The Nature Conservancy is working to address the Gulf of Mexico’s “dead zone,” an area of oxygen-depleted water that makes it difficult for marine life to thrive. The result of nutrient runoff, the dead zone extends from the coast of Texas to the Mississippi River Delta in Louisiana.
Normally, the dead zone in the Gulf of Mexico covers an average of 5,309 square miles, but it has expanded to cover 8,776 square miles, or approximately the size of New Jersey. The cause of this expansion is likely the heavy spring rains, which pushed an excessive amount of nitrates from cities, farms, and other sources into the Mississippi River Basin’s waterways, which empty into the Gulf. As the dead zone destroys marine life, the economic consequences are far-reaching, especially for fishermen and others working in the seafood industry.
To address this issue, the Nature Conservancy is working with government bodies and farmers to find ways to prevent nutrients from leaving farmland. The organization seeks to curb runoff through better farming practices such as reduced tillage, crop rotation, use of cover crops, and nutrient management.
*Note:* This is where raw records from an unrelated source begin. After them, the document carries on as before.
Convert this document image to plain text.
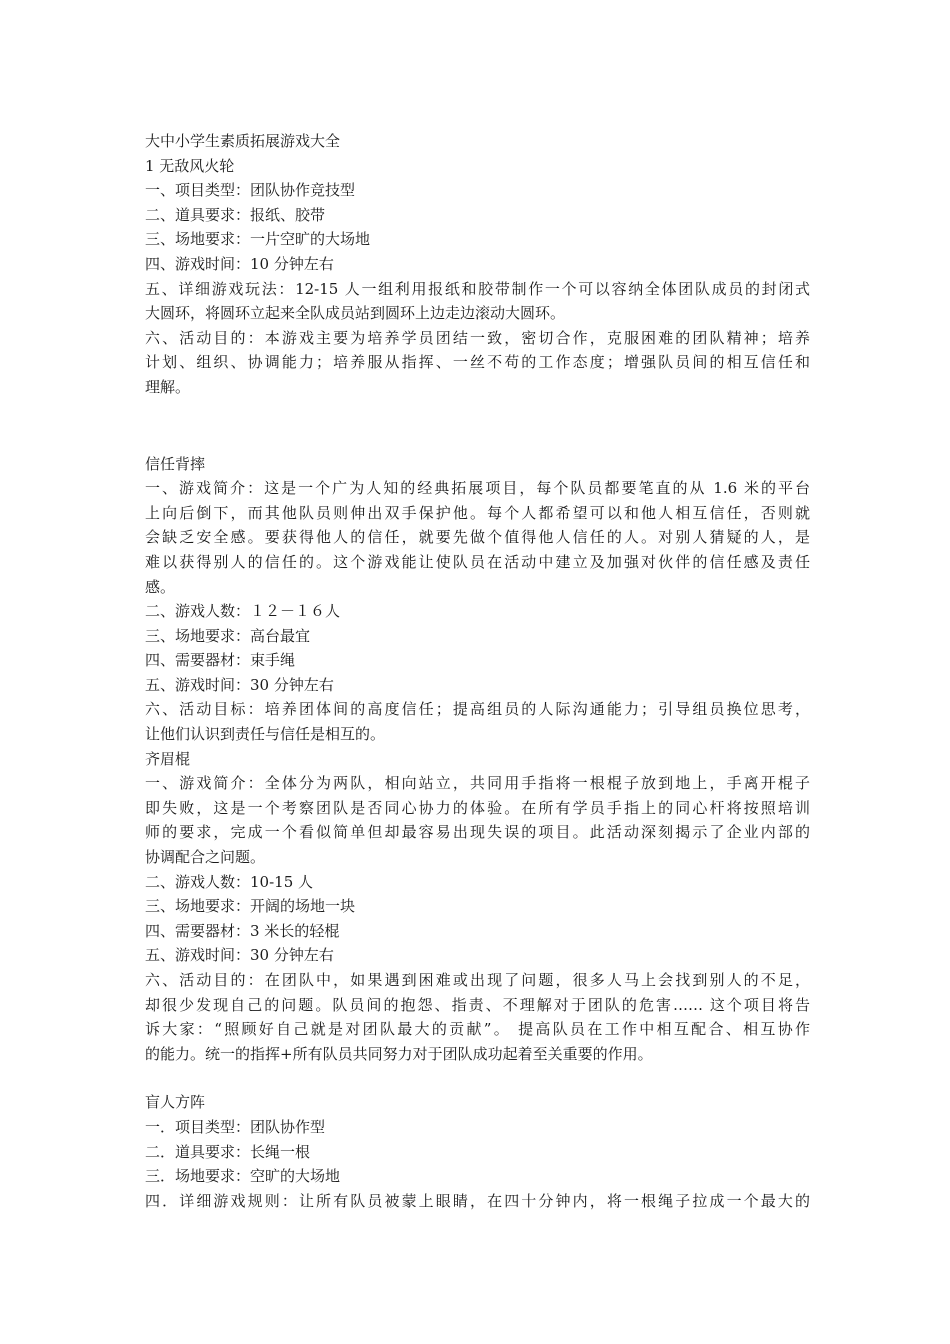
大中小学生素质拓展游戏大全
1 无敌风火轮
一、项目类型：团队协作竞技型
二、道具要求：报纸、胶带
三、场地要求：一片空旷的大场地
四、游戏时间：10 分钟左右
五、详细游戏玩法：12-15 人一组利用报纸和胶带制作一个可以容纳全体团队成员的封闭式
大圆环，将圆环立起来全队成员站到圆环上边走边滚动大圆环。
六、活动目的：本游戏主要为培养学员团结一致，密切合作，克服困难的团队精神；培养
计划、组织、协调能力；培养服从指挥、一丝不苟的工作态度；增强队员间的相互信任和
理解。
信任背摔
一、游戏简介：这是一个广为人知的经典拓展项目，每个队员都要笔直的从 1.6 米的平台
上向后倒下，而其他队员则伸出双手保护他。每个人都希望可以和他人相互信任，否则就
会缺乏安全感。要获得他人的信任，就要先做个值得他人信任的人。对别人猜疑的人，是
难以获得别人的信任的。这个游戏能让使队员在活动中建立及加强对伙伴的信任感及责任
感。
二、游戏人数：１２－１６人
三、场地要求：高台最宜
四、需要器材：束手绳
五、游戏时间：30 分钟左右
六、活动目标：培养团体间的高度信任；提高组员的人际沟通能力；引导组员换位思考，
让他们认识到责任与信任是相互的。
齐眉棍
一、游戏简介：全体分为两队，相向站立，共同用手指将一根棍子放到地上，手离开棍子
即失败，这是一个考察团队是否同心协力的体验。在所有学员手指上的同心杆将按照培训
师的要求，完成一个看似简单但却最容易出现失误的项目。此活动深刻揭示了企业内部的
协调配合之问题。
二、游戏人数：10-15 人
三、场地要求：开阔的场地一块
四、需要器材：3 米长的轻棍
五、游戏时间：30 分钟左右
六、活动目的：在团队中，如果遇到困难或出现了问题，很多人马上会找到别人的不足，
却很少发现自己的问题。队员间的抱怨、指责、不理解对于团队的危害…… 这个项目将告
诉大家：“照顾好自己就是对团队最大的贡献”。 提高队员在工作中相互配合、相互协作
的能力。统一的指挥+所有队员共同努力对于团队成功起着至关重要的作用。
盲人方阵
一．项目类型：团队协作型
二．道具要求：长绳一根
三．场地要求：空旷的大场地
四．详细游戏规则：让所有队员被蒙上眼睛，在四十分钟内，将一根绳子拉成一个最大的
One specific area where the Nature Conservancy is working is in the Wabash River of Indiana and Illinois. The tributary is responsible for a particularly high discharge of nitrogen into the Gulf. Working with the US Department of Agriculture’s Natural Resources Conservation Service, the Nature Conservancy has helped restore or protect 44,000 acres of floodplain habitat near the Wabash River, with the ultimate goal of restoring or protecting 10,000 more acres by 2022.